Page:Voltaire - Œuvres complètes Garnier tome19.djvu/62

Le texte de cette page a été corrigé et est conforme au fac-similé.
52
EXTRÊME.


EXTRÊME[1].


Nous essayerons ici de tirer de ce mot extrême une notion qui pourra être utile.

On dispute tous les jours si, à la guerre, la fortune ou la conduite fait les succès ;

Si, dans les maladies, la nature agit plus que la médecine pour guérir ou pour tuer ;

Si, dans la jurisprudence, il n’est pas très-avantageux de s’accommoder quand on a raison, et de plaider quand on a tort ;

Si les belles-lettres contribuent à la gloire d’une nation ou à sa décadence ;

S’il faut ou s’il ne faut pas rendre le peuple superstitieux ;

S’il y a quelque chose de vrai en métaphysique, en histoire, en morale ;

Si le goût est arbitraire, et s’il est en effet un bon et un mauvais goût, etc., etc.

Pour décider tout d’un coup toutes ces questions, prenez un exemple de ce qu’il y a de plus extrême dans chacune ; comparez les deux extrémités opposées, et vous trouverez d’abord le vrai.

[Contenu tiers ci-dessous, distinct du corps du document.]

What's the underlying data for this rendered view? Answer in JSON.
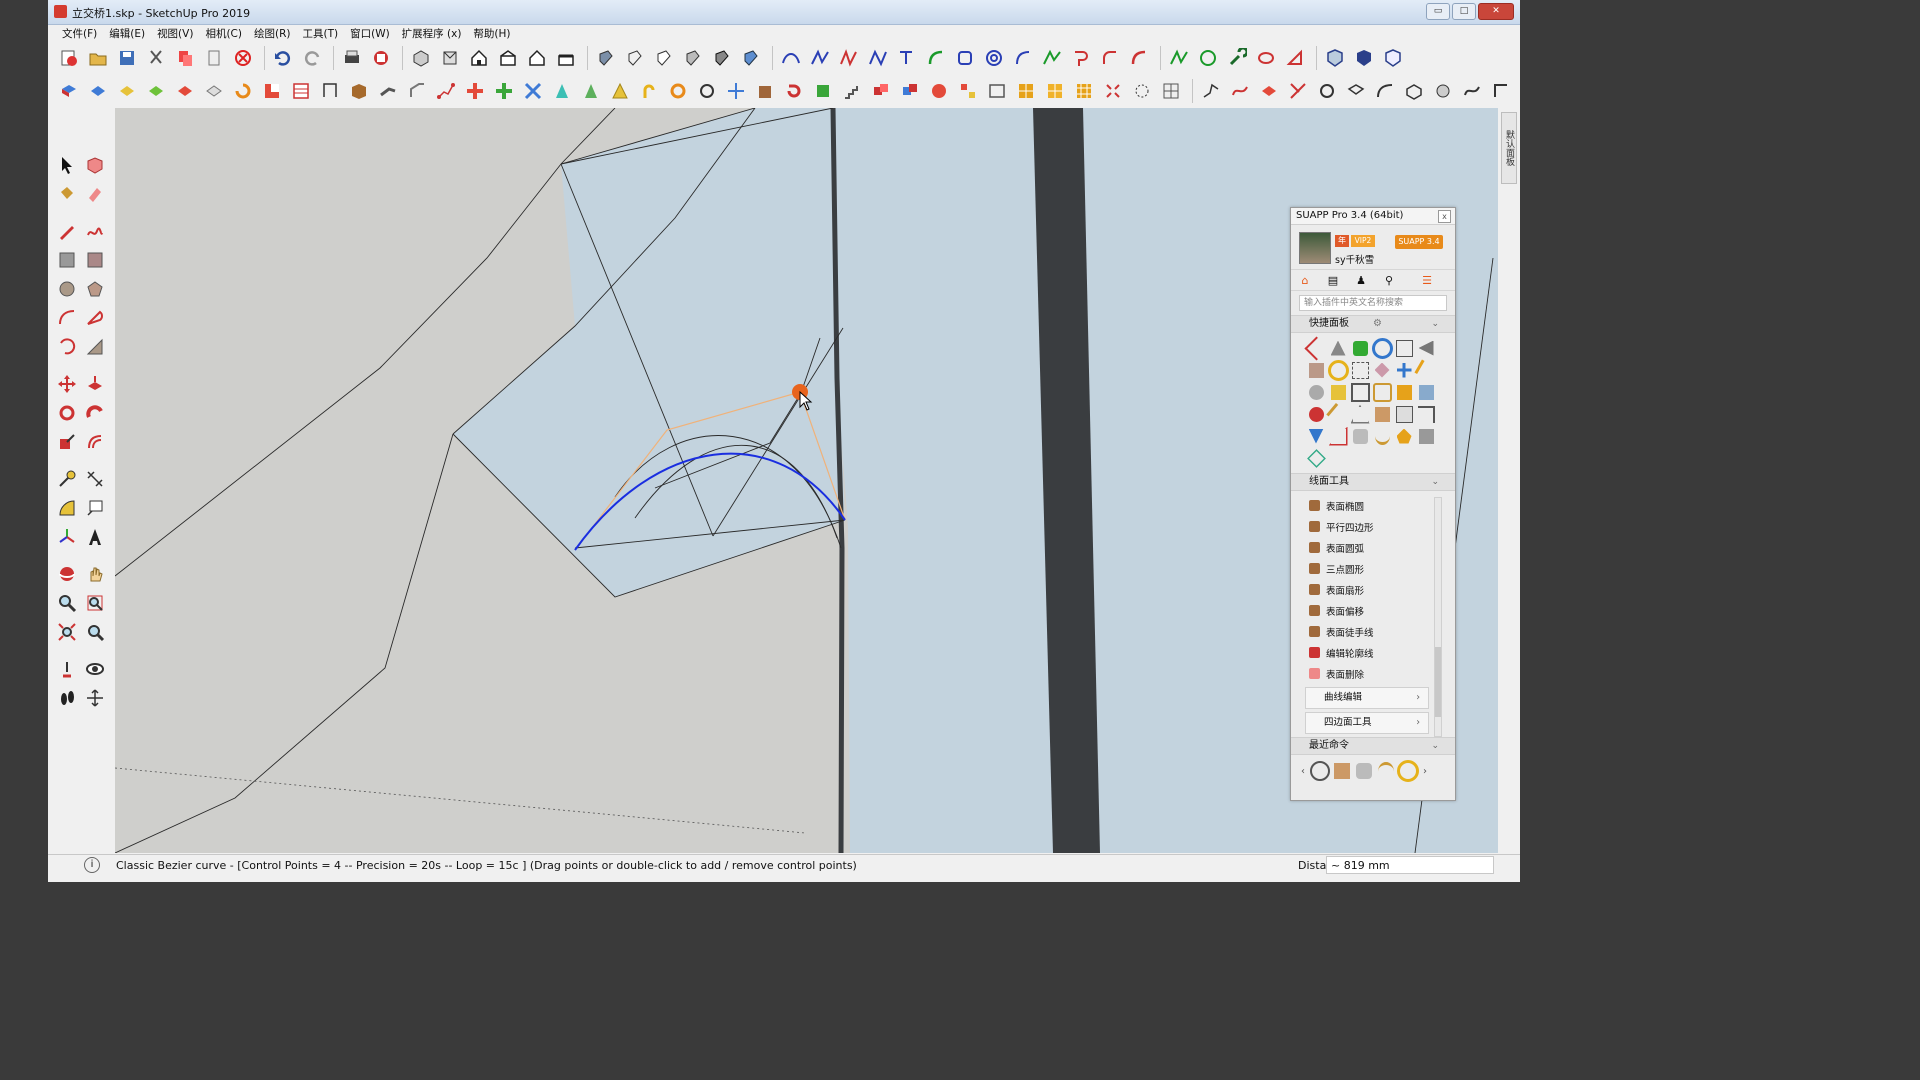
{
  "window": {
    "title": "立交桥1.skp - SketchUp Pro 2019",
    "min_label": "▭",
    "max_label": "□",
    "close_label": "✕"
  },
  "menu": [
    "文件(F)",
    "编辑(E)",
    "视图(V)",
    "相机(C)",
    "绘图(R)",
    "工具(T)",
    "窗口(W)",
    "扩展程序 (x)",
    "帮助(H)"
  ],
  "suapp": {
    "title": "SUAPP Pro 3.4 (64bit)",
    "close": "x",
    "badge_year": "年",
    "badge_vip": "VIP2",
    "badge_version": "SUAPP 3.4",
    "username": "sy千秋雪",
    "search_placeholder": "输入插件中英文名称搜索",
    "quick_panel": "快捷面板",
    "line_tools": "线面工具",
    "line_tool_items": [
      "表面椭圆",
      "平行四边形",
      "表面圆弧",
      "三点圆形",
      "表面扇形",
      "表面偏移",
      "表面徒手线",
      "编辑轮廓线",
      "表面删除"
    ],
    "curve_edit": "曲线编辑",
    "quad_tools": "四边面工具",
    "recent": "最近命令"
  },
  "status": {
    "text": "Classic Bezier curve - [Control Points = 4  -- Precision = 20s  -- Loop = 15c ]   (Drag points or double-click to add / remove control points)",
    "distance_label": "Distance",
    "distance_value": "~ 819 mm"
  },
  "right_tab": "默认面板",
  "colors": {
    "viewport_ground": "#cfcfcc",
    "water": "#c3d3de",
    "bezier": "#1a2ee0",
    "control_point": "#e8641e",
    "control_poly": "#f0b27a"
  }
}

Vous voulez savoir si la conduite peut décider infailliblement du succès à la guerre ; voyez le cas le plus extrême, les situations les plus opposées, où la conduite seule triomphera infailliblement. L’armée ennemie est obligée de passer dans une gorge profonde de montagnes : votre général le sait ; il fait une marche forcée, il s’empare des hauteurs, il tient les ennemis enfermés dans un défilé ; il faut qu’ils périssent ou qu’ils se rendent. Dans ce cas extrême, la fortune ne peut avoir nulle part à la victoire. Il est donc démontré que l’habileté peut décider du succès d’une campagne ; de cela seul il est prouvé que la guerre est un art.

Ensuite, imaginez une position avantageuse, mais moins décisive ; le succès n’est pas si certain, mais il est toujours très-probable. Vous arrivez ainsi, de proche en proche, jusqu’à une parfaite égalité entre les deux armées. Qui décidera alors ? la fortune, c’est-à-dire un événement imprévu, un officier général tué lorsqu’il va exécuter un ordre important, un corps qui s’ébranle sur un faux bruit, une terreur panique, et mille autres

  1. Questions sur l’Encyclopédie, cinquième partie, 1771. (B.)